AI, data protection and data ownership

New technologies such as artificial intelligence (AI) or Deep Learning pose challenges for the law for example in regulatory or civil matters. Two areas where these challenges will have to be met by artificial intelligence companies and artificial intelligence in business are data protection in the regulatory field and data ownership in civil law.

Artificial Intelligence and Data Protection

Whenever AI technologies work with information relating to natural persons, data protection law will be applicable. Functionalities of AI tools may even work to include such information in the scope of such law that would previously not fall in this area: Being able to collect and connect data that is initially not referable to a specific person from different sources and its analysis could lead to the identifiability of a natural person.

Developers of AI technologies should therefore aim to integrate technical and organisational measures implementing data protection principles into the design of a tool (“Data protection by design”). Using AI tools in business operations may additionally require a risk assessment regarding the protection of personal data (“Data protection impact assessment”) and trigger an obligation to designate a data protection officer.

Lawfulness of Processing and Transparency

The General Data Protection Regulation (GDPR) requires a legal basis for any processing of personal data, and obliges the data controller to provide transparent information. If, for example, a natural language understanding tool assists employees of a support hotline in finding possible solutions for the callers, use of such tool must be made transparent to the person seeking support. This includes providing information on purposes and the legal basis for the processing. Depending on nature and extent of the data processing, e.g. storing and analysing the voice of the person making the call in order to enhance the tool, consent by the data subject may have to be obtained.

Automated Decision-Making

The GDPR grants an individual’s right not to be subject to a decision based solely on automated processing, including profiling, which produces legal effects concerning this individual or similarly affects this individual. With regard to AI, a broad range of software agents in sectors like banking and finance, retail, healthcare, insurance and advertising may be restricted: The regulation applies where not a human but an algorithm decides on the question of whether a certain service, payment method or rate of interest is offered to the consumer, e.g. based on credit scoring, profiles on the consumer’s personal preferences or other data collected about the individual user.

However, automated decision-making can be legitimate if it is necessary for entering into or performance of a contract with the customer, inter alia. One example: When a web shop uses an algorithm that collects credit reports from third-parties and declines delivery on account in case the customer does not meet a certain credit score, this may be justified by the shop provider’s need to reduce its risks. In any event, the shop provider must inform the customer of the automated decision-making and grant him or her the right to obtain human intervention and to contest the decision.

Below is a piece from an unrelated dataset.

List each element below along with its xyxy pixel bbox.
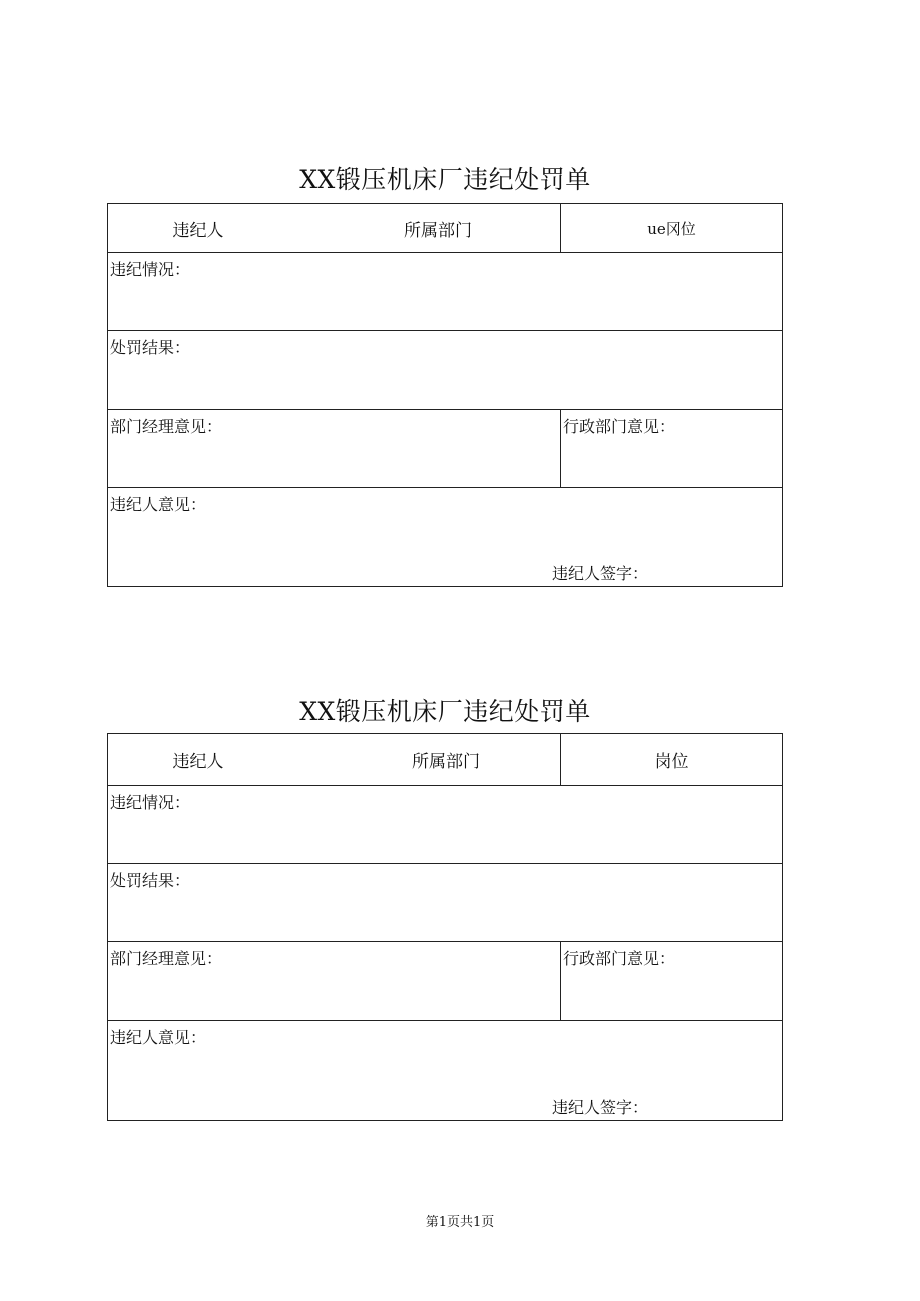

In a future that is rapidly becoming characterised by artificial intelligence, legal challenges such as these will have to be mastered.

Artificial Intelligence and Data Ownership

Another area where AI companies will have to deal with new legal ground is data ownership. Within the European Union, there is no coherent approach on ownership of data as such. Restrictions of usage and disclosure of data other than personal data mainly stem from contractual relationships. Developers of artificial intelligence tools and users will have to bear in mind closely what they want to do with data and what the respective contracts allow. Data ownership should therefore already be an item on the to-do list of any contract manager dealing with AI related contracts.
Additionally, when looking at data ownership artificial intelligence lawyers should stay alert to the fact that proprietary rights in certain kinds of data may exist. Proprietary rights in the context of AI, not protecting data itself, but its compilation, may comprise copyrights and database rights regarding the “products” of AI.

An artificial intelligence due diligence will help with assessing risks and ensuring compliance on the one hand, but also with gaining an overview of IP assets on the other hand. Forward-looking contract design prevents conflicts: Where copyrights come into existence, for example, co-authors of source code may contractually deal with their rights beforehand, specifically if they use AI in developing such code.

Please also see the section on “AI and patents” for this topic.

Copyright

The scope of copyrights on AI-generated content is subject to discussions, and depends on national regulation rather than the EU legal framework. Starting from the insight that only humans and not machines have legal capacity to be creators of copyrighted works, copyright presupposes a certain level of originality of a human being. Drafting an initial source code that autonomously collects information and enhances its technique leads to the question of whether the result, like a software source code or an artwork, will still be considered a product of human creativity. Where artificial intelligence solutions directly create software code the answer might be “no copyright”. Therefore, artificial intelligence law firms are in the process of developing contractual tools to deal with these issues.

Database Rights

Where no human creator is involved in creating the work result, AI companies may still have IP rights in the works created by their artificial intelligence solutions. With regard to the technological capacity to structure and analyse information, database rights might apply. The EU database directive protects investments in building databases rather than the creative act. In the context of AI business models, data compiled by AI solutions may represent a protected database under this directive.